Bhagat Singh personified youth, and at the same time he was one of colonial India's most mature minds and a farsighted visionary. It was not just the passionate urge for freedom from colonialism that drove Bhagat Singh and his comrades in their great sacrifice, they were driven by the dream of a socialist India. India's freedom movement was a great national awakening that not only aroused and united millions of Indians to free India from the shackles of colonial rule but also shaped the vision of modern India in the course of that national upheaval. On both these counts Bhagat Singh was a freedom-fighter par excellence. Bhagat Singh and his comrades shaped the political imagination and ideological conviction which informed the Constitution of India proclaiming India as a sovereign socialist secular democratic republic with comprehensive justice, liberty, equality and fraternity for all, drafted under stewardship of Babasaheb Ambedkar.

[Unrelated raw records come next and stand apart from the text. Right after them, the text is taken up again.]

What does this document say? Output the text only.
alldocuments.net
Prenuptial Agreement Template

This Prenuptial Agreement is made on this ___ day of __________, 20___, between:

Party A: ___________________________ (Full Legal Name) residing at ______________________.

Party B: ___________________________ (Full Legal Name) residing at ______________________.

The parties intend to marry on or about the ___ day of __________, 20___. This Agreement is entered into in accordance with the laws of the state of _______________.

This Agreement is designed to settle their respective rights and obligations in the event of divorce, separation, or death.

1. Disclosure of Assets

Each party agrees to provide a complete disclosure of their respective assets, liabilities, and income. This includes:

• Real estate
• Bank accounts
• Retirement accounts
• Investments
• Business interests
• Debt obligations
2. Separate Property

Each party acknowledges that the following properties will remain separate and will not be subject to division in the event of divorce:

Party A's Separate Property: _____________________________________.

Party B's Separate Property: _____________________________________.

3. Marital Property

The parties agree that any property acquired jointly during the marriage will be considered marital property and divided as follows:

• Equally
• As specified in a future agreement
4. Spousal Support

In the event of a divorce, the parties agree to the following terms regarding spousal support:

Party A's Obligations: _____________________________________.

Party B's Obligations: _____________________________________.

We also remember Bhagat Singh for his prophetic warning that freedom must not be reduced to merely an act of swapping, of replacing the white English rulers with their brown sahib successors. For him the chant Inquilab Zindabad was completed only with the call to defeat imperialism - samrajyvad murdabad. Clearly, he was mobilising India not just in the immediate context of freedom from the shackles of British colonial rule, he was also sowing the future seeds of struggle in a world marked by imperialist domination and in a context of possible complicity and capitulation by future Indian rulers. In so doing, he was playing precisely the distinct communist role underlined by Marx and Engels in the Communist Manifesto: "The Communists fight for the attainment of the immediate aims, for the enforcement of the momentary interests of the working class; but in the movement of the present, they also represent and take care of the future of that movement."

Today when the Trump administration humiliates and hurts India in every possible way and the Modi government justifies the American action, remember Bhagat Singh. When Netanyahu goes on killing innocent Palestinian children and their parents in a never-ending genocide, Trump persecutes every voice of freedom, justice and peace and the Modi government not only keeps quiet but also lends all possible support to this genocidal campaign, remember Bhagat Singh. When Adani grabs India's natural resources and infrastructural facilities in every sphere, gets internationally exposed and charged for his corrupt ways and criminal wrongdoings and Modi brushes it aside as a 'personal matter', remember Bhagat Singh. And remember Bhagat Singh when Mohan Bhagwat describes the Ram Mandir in Ayodhya as the moment of India's true independence. The courage, determination and ideological clarity that Bhagat Singh and his comrades brought to India's freedom movement a century ago is a permanent asset for we the people of India. It helped us in winning freedom in 1947. It will also energise us in our current battle for freedom from imperialist domination and fascist aggression, from corporate plunder and communal hate. Inquilab Zindabad! Samrajyavad murdabad!